The European Central Bank decided it had to act over the weekend, but it could have taken bolder action by making a "drastic cut in interest rates" because it has a couple of trillion euros as a backstop, CNBC's Jim Cramer said Monday.
"I think you can just say, 'Listen, we [ECB] are going to do exactly what [Federal Reserve Chairman Ben] Bernanke did, we're going to take it to negative interest rates if you have to," he said.
Having welcomed promises from Spain and Italy to speed up reform, the ECB said it will "actively implement" its Securities Markets Program to help restore "a better transmission of our monetary policy decisions—taking account of dysfunctional market segments—and therefore to ensure price stability in the euro area."
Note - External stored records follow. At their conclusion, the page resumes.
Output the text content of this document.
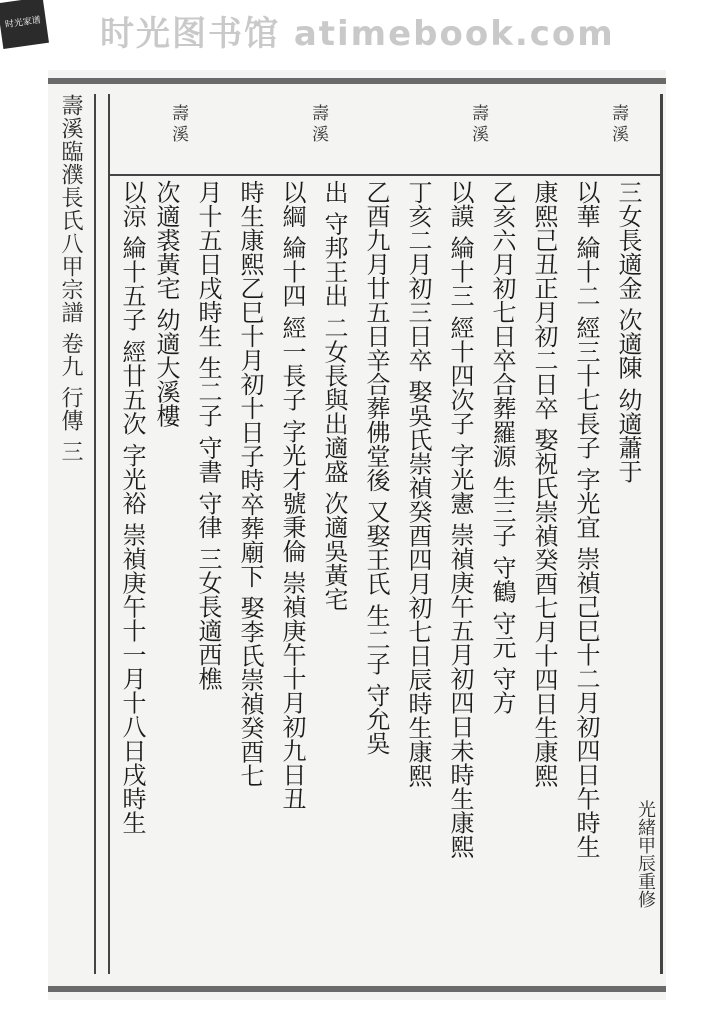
时光家谱 时光图书馆 atimebook.com
壽溪臨濮長氏八甲宗譜 卷九 行傳 三	壽溪
壽溪
壽溪
壽溪
三女長適金 次適陳 幼適蕭于
以華 綸十二 經三十七長子 字光宜 崇禎己巳十二月初四日午時生
康熙己丑正月初二日卒 娶祝氏崇禎癸酉七月十四日生康熙
乙亥六月初七日卒合葬羅源 生三子 守鶴 守元 守方
以謨 綸十三 經十四次子 字光憲 崇禎庚午五月初四日未時生康熙
丁亥二月初三日卒 娶吳氏崇禎癸酉四月初七日辰時生康熙
乙酉九月廿五日辛合葬佛堂後 又娶王氏 生二子 守允吳
出 守邦王出 二女長與出適盛 次適吳黃宅
以綱 綸十四 經一長子 字光才號秉倫 崇禎庚午十月初九日丑
時生康熙乙巳十月初十日子時卒葬廟下 娶李氏崇禎癸酉七
月十五日戌時生 生二子 守書 守律 三女長適西樵
次適裘黃宅 幼適大溪樓
以涼 綸十五子 經廿五次 字光裕 崇禎庚午十一月十八日戌時生
光緒甲辰重修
Cramer thinks the Chinese, who issued a response to the S&P downgrade condemning the U.S. for its "debt addiction," could've said, "We're going to be a part of a worldwide coordinated effort to lower interest rates given the fact that we see oil down dramatically."
Cramer went on to say, "Look are these things, what they should do? I'm telling you what the market wanted. The Chinese are being very prudent, we're attacking the rating agency. I'm surprised that [Timothy] Geithner didn't say, 'Hey listen, they're [S&P] the guys who checked off the mortgages'" leading up to the 2008 financial crisis.